Even though poetry remained a difficult genre for me to read for the first two or three years, I always had a feeling it was worth the effort, I just had to take it easy and re-read… and little by little, they would start making sense. Perhaps it’s a bit like music: the more you listen to a song, the more sense it makes and the more you can tell if you like it or not, and why. Two or three years later, following the publishing of my first novel, I was invited to a local literature group where we shared our stories and poems and read them for the rest, and comment. The Authors’ Circle on this website reminds me a bit of those years and it’s fun to re-live it. Through those weekly meetings with other writers of all ages and backgrounds, I found out that it was easier for me to understand the poetic language when I got to know the authors, since poetry has this particular way of “writing itself” using the personal meanings that each author gives to each word.

As one of the poets in that circle used to say, “poetry is not about only representing beautiful things, but about representing all things in a beautiful way”. He used to say this whenever someone brought a poem that didn’t exactly talk about birds and butterflies… perhaps the topic was actually dark or heavy, yet it was portrayed in a way that showed its natural beauty.

Perhaps that’s what poetry is all about: finding and expressing the beauty. At least that’s what I’ve been doing ever since. It felt right when I started writing my poems that way. There are many forms of beauty, though, and probably there are a lot of poets out there who focus on other forms of art and poetry. I’ll mostly be focusing more on the “bright side” of poetry instead, because I think art, in general, should start reflecting the good in every single aspect of our world, for light can be found even in the darkest corners of reality.

Art is expression, but it can also be used as a tool to spread messages that will make this world a better place.
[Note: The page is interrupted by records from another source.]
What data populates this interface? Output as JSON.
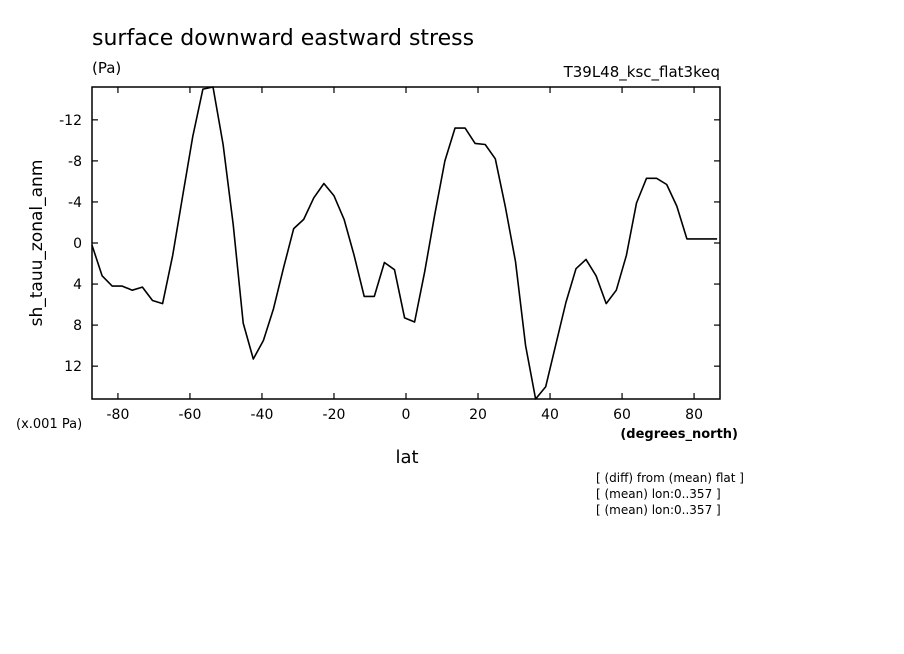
{
  "chart_data": {
    "type": "line",
    "title": "surface downward eastward stress",
    "units_label": "(Pa)",
    "experiment_label": "T39L48_ksc_flat3keq",
    "ylabel": "sh_tauu_zonal_anm",
    "xlabel": "lat",
    "x_units_label": "(degrees_north)",
    "y_scale_label": "(x.001 Pa)",
    "y_inverted": true,
    "xlim": [
      -87.2,
      87.2
    ],
    "ylim": [
      15.2,
      -15.2
    ],
    "x_ticks": [
      -80,
      -60,
      -40,
      -20,
      0,
      20,
      40,
      60,
      80
    ],
    "x_tick_labels": [
      "-80",
      "-60",
      "-40",
      "-20",
      "0",
      "20",
      "40",
      "60",
      "80"
    ],
    "y_ticks": [
      -12,
      -8,
      -4,
      0,
      4,
      8,
      12
    ],
    "y_tick_labels": [
      "-12",
      "-8",
      "-4",
      "0",
      "4",
      "8",
      "12"
    ],
    "grid": false,
    "series": [
      {
        "x": [
          -87.2,
          -84.4,
          -81.6,
          -78.8,
          -76.0,
          -73.2,
          -70.4,
          -67.6,
          -64.8,
          -62.0,
          -59.2,
          -56.4,
          -53.6,
          -50.8,
          -48.0,
          -45.2,
          -42.4,
          -39.6,
          -36.8,
          -34.0,
          -31.2,
          -28.4,
          -25.6,
          -22.8,
          -20.0,
          -17.2,
          -14.4,
          -11.6,
          -8.8,
          -6.0,
          -3.2,
          -0.4,
          2.4,
          5.2,
          8.0,
          10.8,
          13.6,
          16.4,
          19.2,
          22.0,
          24.8,
          27.6,
          30.4,
          33.2,
          36.0,
          38.8,
          41.6,
          44.4,
          47.2,
          50.0,
          52.8,
          55.6,
          58.4,
          61.2,
          64.0,
          66.8,
          69.6,
          72.4,
          75.2,
          78.0,
          80.8,
          83.6,
          86.4
        ],
        "y": [
          0.2,
          3.2,
          4.2,
          4.2,
          4.6,
          4.3,
          5.6,
          5.9,
          1.2,
          -4.6,
          -10.4,
          -15.0,
          -15.6,
          -9.6,
          -1.8,
          7.8,
          11.3,
          9.5,
          6.4,
          2.4,
          -1.4,
          -2.3,
          -4.4,
          -5.8,
          -4.6,
          -2.3,
          1.2,
          5.2,
          5.2,
          1.9,
          2.6,
          7.3,
          7.7,
          2.8,
          -2.8,
          -8.0,
          -11.2,
          -11.2,
          -9.7,
          -9.6,
          -8.2,
          -3.5,
          1.8,
          10.0,
          15.8,
          14.0,
          9.9,
          5.8,
          2.5,
          1.6,
          3.2,
          5.9,
          4.6,
          1.2,
          -3.9,
          -6.3,
          -6.3,
          -5.7,
          -3.6,
          -0.4,
          -0.4,
          -0.4,
          -0.4
        ]
      }
    ]
  },
  "annotations": [
    "[ (diff) from (mean) flat ]",
    "[ (mean) lon:0..357 ]",
    "[ (mean) lon:0..357 ]"
  ]
}
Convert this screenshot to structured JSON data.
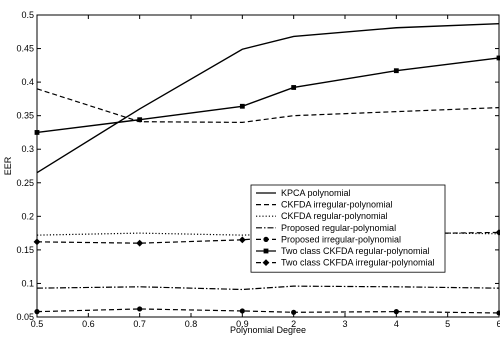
{
  "chart_data": {
    "type": "line",
    "title": "",
    "xlabel": "Polynomial Degree",
    "ylabel": "EER",
    "x_ticks": [
      "0.5",
      "0.6",
      "0.7",
      "0.8",
      "0.9",
      "2",
      "3",
      "4",
      "5",
      "6"
    ],
    "y_ticks": [
      "0.05",
      "0.1",
      "0.15",
      "0.2",
      "0.25",
      "0.3",
      "0.35",
      "0.4",
      "0.45",
      "0.5"
    ],
    "ylim": [
      0.05,
      0.5
    ],
    "grid": false,
    "legend_position": "center-right",
    "series": [
      {
        "name": "KPCA polynomial",
        "style": "solid",
        "marker": "none",
        "x": [
          "0.5",
          "0.7",
          "0.9",
          "2",
          "4",
          "6"
        ],
        "values": [
          0.265,
          0.36,
          0.449,
          0.468,
          0.481,
          0.487
        ]
      },
      {
        "name": "CKFDA irregular-polynomial",
        "style": "dashed",
        "marker": "none",
        "x": [
          "0.5",
          "0.7",
          "0.9",
          "2",
          "4",
          "6"
        ],
        "values": [
          0.39,
          0.341,
          0.34,
          0.35,
          0.356,
          0.362
        ]
      },
      {
        "name": "CKFDA regular-polynomial",
        "style": "dotted",
        "marker": "none",
        "x": [
          "0.5",
          "0.7",
          "0.9",
          "2",
          "4",
          "6"
        ],
        "values": [
          0.172,
          0.175,
          0.172,
          0.174,
          0.176,
          0.174
        ]
      },
      {
        "name": "Proposed regular-polynomial",
        "style": "dashdot",
        "marker": "none",
        "x": [
          "0.5",
          "0.7",
          "0.9",
          "2",
          "4",
          "6"
        ],
        "values": [
          0.093,
          0.095,
          0.091,
          0.096,
          0.095,
          0.093
        ]
      },
      {
        "name": "Proposed irregular-polynomial",
        "style": "dashed",
        "marker": "circle",
        "x": [
          "0.5",
          "0.7",
          "0.9",
          "2",
          "4",
          "6"
        ],
        "values": [
          0.058,
          0.062,
          0.059,
          0.057,
          0.058,
          0.056
        ]
      },
      {
        "name": "Two class CKFDA regular-polynomial",
        "style": "solid",
        "marker": "square",
        "x": [
          "0.5",
          "0.7",
          "0.9",
          "2",
          "4",
          "6"
        ],
        "values": [
          0.325,
          0.344,
          0.364,
          0.392,
          0.417,
          0.436
        ]
      },
      {
        "name": "Two class CKFDA irregular-polynomial",
        "style": "dashed",
        "marker": "diamond",
        "x": [
          "0.5",
          "0.7",
          "0.9",
          "2",
          "4",
          "6"
        ],
        "values": [
          0.162,
          0.16,
          0.165,
          0.171,
          0.174,
          0.176
        ]
      }
    ]
  }
}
That is why poetry—and not only written poetry but poetry in a broader sense in all forms of art or expression— is important.
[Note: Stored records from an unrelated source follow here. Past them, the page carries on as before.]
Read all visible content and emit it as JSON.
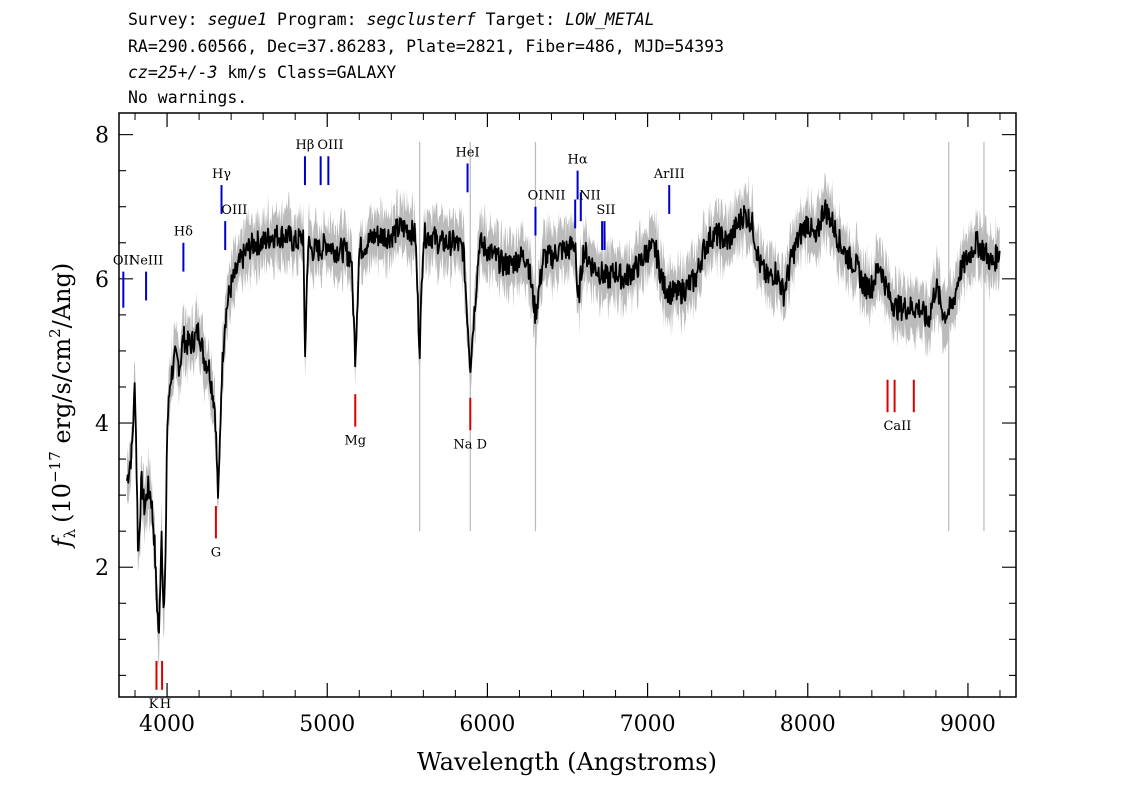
{
  "header": {
    "line1": {
      "survey_label": "Survey:",
      "survey": "segue1",
      "program_label": "Program:",
      "program": "segclusterf",
      "target_label": "Target:",
      "target": "LOW_METAL"
    },
    "line2": "RA=290.60566, Dec=37.86283, Plate=2821, Fiber=486, MJD=54393",
    "line3": {
      "cz": "cz=25+/-3",
      "rest": "km/s Class=GALAXY"
    },
    "line4": "No warnings."
  },
  "chart_data": {
    "type": "line",
    "xlabel": "Wavelength (Angstroms)",
    "ylabel": "f_λ (10^-17 erg/s/cm^2/Ang)",
    "ylabel_parts": {
      "f": "f",
      "lambda": "λ",
      "open": "(10",
      "exp": "−17",
      "mid": " erg/s/cm",
      "sq": "2",
      "close": "/Ang)"
    },
    "xlim": [
      3700,
      9300
    ],
    "ylim": [
      0.2,
      8.3
    ],
    "x_ticks": [
      4000,
      5000,
      6000,
      7000,
      8000,
      9000
    ],
    "x_tick_labels": [
      "4000",
      "5000",
      "6000",
      "7000",
      "8000",
      "9000"
    ],
    "y_ticks": [
      2,
      4,
      6,
      8
    ],
    "y_tick_labels": [
      "2",
      "4",
      "6",
      "8"
    ],
    "colors": {
      "spectrum": "#000000",
      "error": "#bbbbbb",
      "emission": "#0000cc",
      "absorption": "#dd0000"
    },
    "spectrum": {
      "x": [
        3750,
        3780,
        3800,
        3820,
        3840,
        3860,
        3880,
        3900,
        3920,
        3935,
        3950,
        3965,
        3980,
        3990,
        4000,
        4020,
        4050,
        4080,
        4102,
        4120,
        4150,
        4180,
        4200,
        4230,
        4260,
        4280,
        4300,
        4310,
        4320,
        4340,
        4360,
        4380,
        4400,
        4450,
        4500,
        4550,
        4600,
        4650,
        4700,
        4750,
        4800,
        4850,
        4861,
        4880,
        4900,
        4950,
        5000,
        5050,
        5100,
        5150,
        5175,
        5200,
        5250,
        5300,
        5350,
        5400,
        5450,
        5500,
        5550,
        5577,
        5600,
        5650,
        5700,
        5750,
        5800,
        5850,
        5893,
        5950,
        6000,
        6050,
        6100,
        6150,
        6200,
        6250,
        6300,
        6350,
        6400,
        6450,
        6500,
        6550,
        6563,
        6600,
        6650,
        6700,
        6750,
        6800,
        6850,
        6900,
        6950,
        7000,
        7050,
        7100,
        7150,
        7200,
        7250,
        7300,
        7350,
        7400,
        7450,
        7500,
        7550,
        7600,
        7650,
        7700,
        7750,
        7800,
        7850,
        7900,
        7950,
        8000,
        8050,
        8100,
        8150,
        8200,
        8250,
        8300,
        8350,
        8400,
        8450,
        8500,
        8550,
        8600,
        8650,
        8700,
        8750,
        8800,
        8850,
        8900,
        8950,
        9000,
        9050,
        9100,
        9150,
        9200
      ],
      "y": [
        3.2,
        3.6,
        4.6,
        2.1,
        3.2,
        2.8,
        3.1,
        3.0,
        2.4,
        1.6,
        1.0,
        2.6,
        1.3,
        2.0,
        3.9,
        4.6,
        4.9,
        4.8,
        5.2,
        5.1,
        5.1,
        5.2,
        5.3,
        4.9,
        4.8,
        4.5,
        4.2,
        3.5,
        2.9,
        4.6,
        5.4,
        5.7,
        5.9,
        6.2,
        6.4,
        6.5,
        6.5,
        6.6,
        6.6,
        6.6,
        6.5,
        6.6,
        4.9,
        6.5,
        6.4,
        6.4,
        6.5,
        6.4,
        6.4,
        6.3,
        4.9,
        6.4,
        6.5,
        6.6,
        6.6,
        6.6,
        6.7,
        6.7,
        6.6,
        5.0,
        6.6,
        6.6,
        6.5,
        6.5,
        6.5,
        6.4,
        4.8,
        6.5,
        6.4,
        6.3,
        6.2,
        6.2,
        6.3,
        6.3,
        5.5,
        6.3,
        6.3,
        6.4,
        6.4,
        6.5,
        5.6,
        6.4,
        6.2,
        6.1,
        6.0,
        6.1,
        6.0,
        6.1,
        6.2,
        6.4,
        6.4,
        5.9,
        5.8,
        5.8,
        5.9,
        6.0,
        6.4,
        6.6,
        6.6,
        6.5,
        6.7,
        6.9,
        6.8,
        6.2,
        6.0,
        6.1,
        5.8,
        6.3,
        6.6,
        6.8,
        6.5,
        7.0,
        6.8,
        6.5,
        6.3,
        6.2,
        5.9,
        5.9,
        6.2,
        5.8,
        5.6,
        5.6,
        5.6,
        5.6,
        5.4,
        5.9,
        5.5,
        5.6,
        6.1,
        6.3,
        6.5,
        6.4,
        6.2,
        6.4
      ],
      "error": 0.35
    },
    "emission_lines": [
      {
        "name": "OII",
        "x": 3727,
        "y0": 5.6,
        "y1": 6.1
      },
      {
        "name": "NeIII",
        "x": 3869,
        "y0": 5.7,
        "y1": 6.1
      },
      {
        "name": "Hδ",
        "x": 4102,
        "y0": 6.1,
        "y1": 6.5
      },
      {
        "name": "Hγ",
        "x": 4340,
        "y0": 6.9,
        "y1": 7.3
      },
      {
        "name": "OIII",
        "x": 4363,
        "y0": 6.4,
        "y1": 6.8
      },
      {
        "name": "Hβ",
        "x": 4861,
        "y0": 7.3,
        "y1": 7.7
      },
      {
        "name": "OIII",
        "x": 4959,
        "y0": 7.3,
        "y1": 7.7
      },
      {
        "name": "OIII",
        "x": 5007,
        "y0": 7.3,
        "y1": 7.7
      },
      {
        "name": "HeI",
        "x": 5876,
        "y0": 7.2,
        "y1": 7.6
      },
      {
        "name": "OI",
        "x": 6300,
        "y0": 6.6,
        "y1": 7.0
      },
      {
        "name": "NII",
        "x": 6548,
        "y0": 6.7,
        "y1": 7.1
      },
      {
        "name": "Hα",
        "x": 6563,
        "y0": 7.1,
        "y1": 7.5
      },
      {
        "name": "NII",
        "x": 6583,
        "y0": 6.8,
        "y1": 7.2
      },
      {
        "name": "SII",
        "x": 6716,
        "y0": 6.4,
        "y1": 6.8
      },
      {
        "name": "SII",
        "x": 6731,
        "y0": 6.4,
        "y1": 6.8
      },
      {
        "name": "ArIII",
        "x": 7135,
        "y0": 6.9,
        "y1": 7.3
      }
    ],
    "emission_labels": [
      {
        "text": "OII",
        "x": 3727,
        "y": 6.2
      },
      {
        "text": "NeIII",
        "x": 3869,
        "y": 6.2
      },
      {
        "text": "Hδ",
        "x": 4102,
        "y": 6.6
      },
      {
        "text": "Hγ",
        "x": 4340,
        "y": 7.4
      },
      {
        "text": "OIII",
        "x": 4420,
        "y": 6.9
      },
      {
        "text": "Hβ",
        "x": 4861,
        "y": 7.8
      },
      {
        "text": "OIII",
        "x": 5020,
        "y": 7.8
      },
      {
        "text": "HeI",
        "x": 5876,
        "y": 7.7
      },
      {
        "text": "OI",
        "x": 6300,
        "y": 7.1
      },
      {
        "text": "NII",
        "x": 6420,
        "y": 7.1
      },
      {
        "text": "Hα",
        "x": 6563,
        "y": 7.6
      },
      {
        "text": "NII",
        "x": 6640,
        "y": 7.1
      },
      {
        "text": "SII",
        "x": 6740,
        "y": 6.9
      },
      {
        "text": "ArIII",
        "x": 7135,
        "y": 7.4
      }
    ],
    "absorption_lines": [
      {
        "name": "K",
        "x": 3934,
        "y0": 0.3,
        "y1": 0.7
      },
      {
        "name": "H",
        "x": 3969,
        "y0": 0.3,
        "y1": 0.7
      },
      {
        "name": "G",
        "x": 4305,
        "y0": 2.4,
        "y1": 2.85
      },
      {
        "name": "Mg",
        "x": 5175,
        "y0": 3.95,
        "y1": 4.4
      },
      {
        "name": "Na D",
        "x": 5893,
        "y0": 3.9,
        "y1": 4.35
      },
      {
        "name": "CaII",
        "x": 8498,
        "y0": 4.15,
        "y1": 4.6
      },
      {
        "name": "CaII",
        "x": 8542,
        "y0": 4.15,
        "y1": 4.6
      },
      {
        "name": "CaII",
        "x": 8662,
        "y0": 4.15,
        "y1": 4.6
      }
    ],
    "absorption_labels": [
      {
        "text": "K",
        "x": 3915,
        "y": 0.05
      },
      {
        "text": "H",
        "x": 3990,
        "y": 0.05
      },
      {
        "text": "G",
        "x": 4305,
        "y": 2.15
      },
      {
        "text": "Mg",
        "x": 5175,
        "y": 3.7
      },
      {
        "text": "Na D",
        "x": 5893,
        "y": 3.65
      },
      {
        "text": "CaII",
        "x": 8560,
        "y": 3.9
      }
    ]
  }
}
As a simple example of poetry describing something that goes beyond words, I’ll share this poem…

Moments of Timeless Happiness (A Smile With No Macula)
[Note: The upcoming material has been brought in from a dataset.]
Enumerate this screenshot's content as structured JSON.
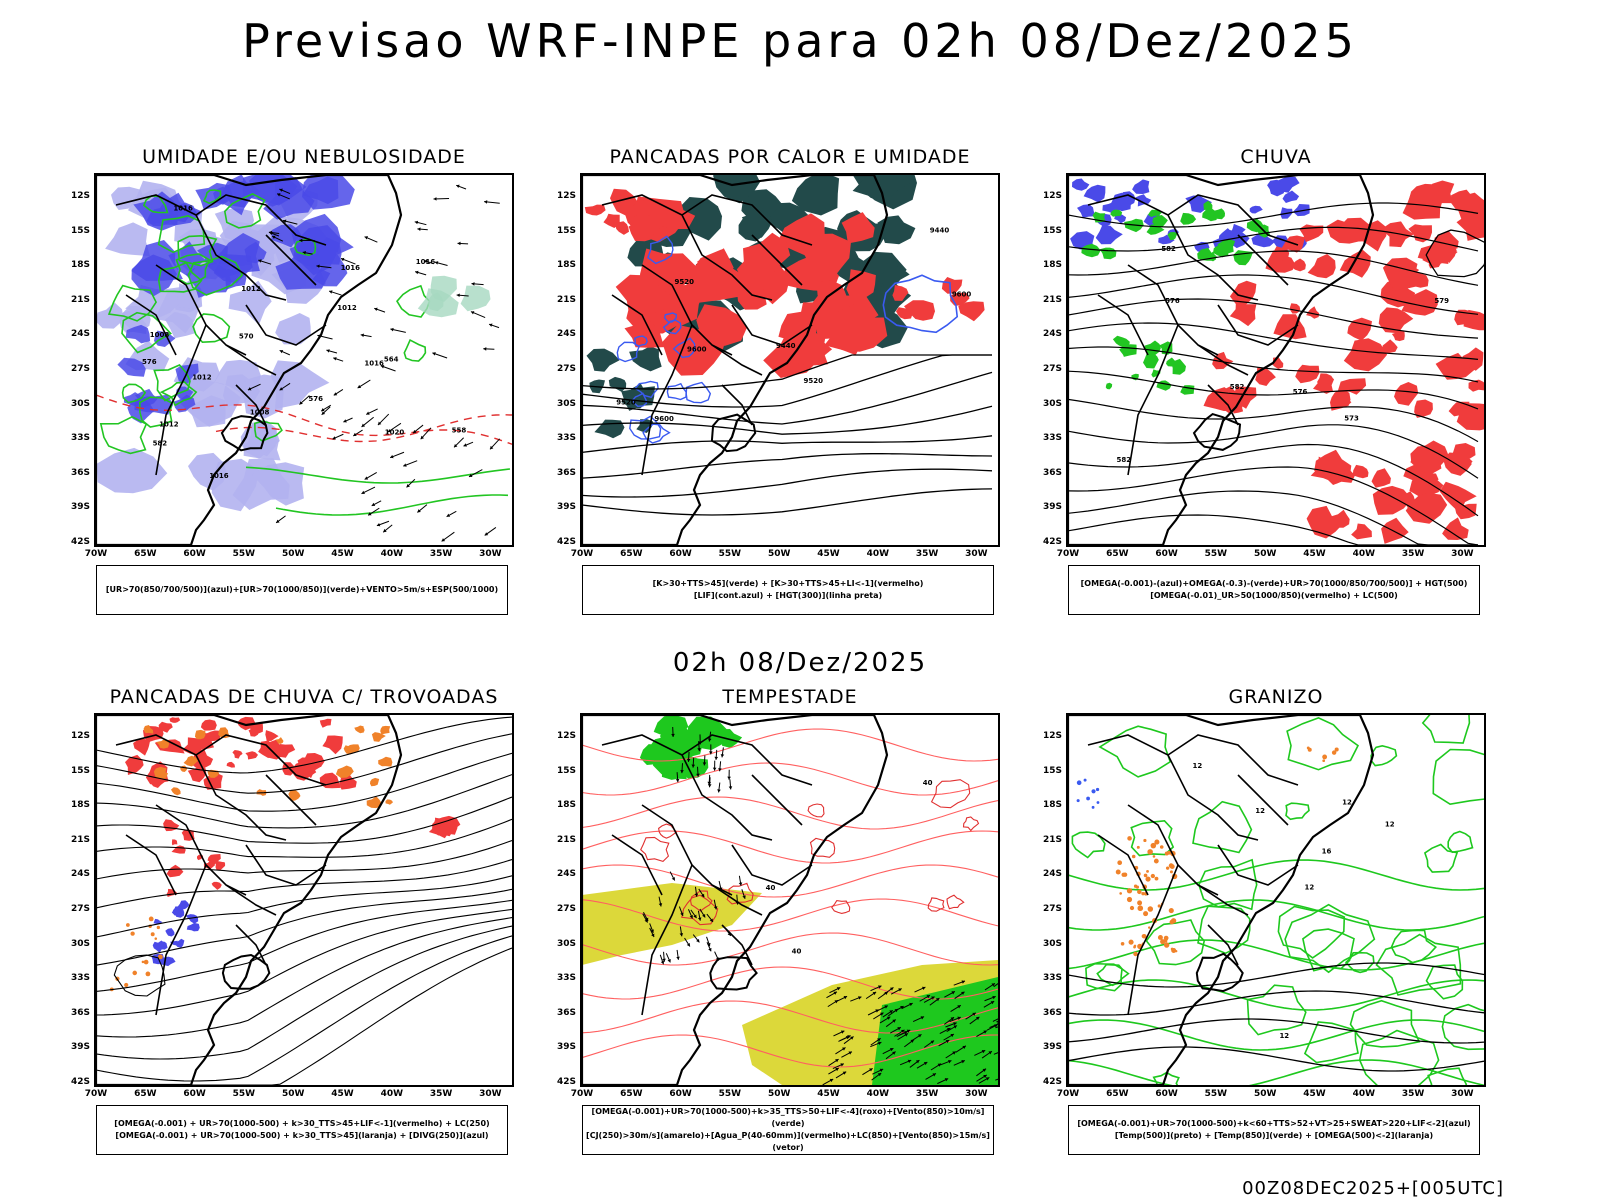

I wish this day had infinite hours,
and this moment, no end.

Instants of infinite joy,
timeless sparks floating across the sky,
simply sharing and creating
what is today.

A day with no end.
A smile with no macula.
And the certainty,
that this will stay, forever,
in the continuum of timeless existence,
the Real Self of IT.

How can I find any words to describe it?

There’s only one way:
a big THANK YOU.

And then silence and the pure bliss of BEING.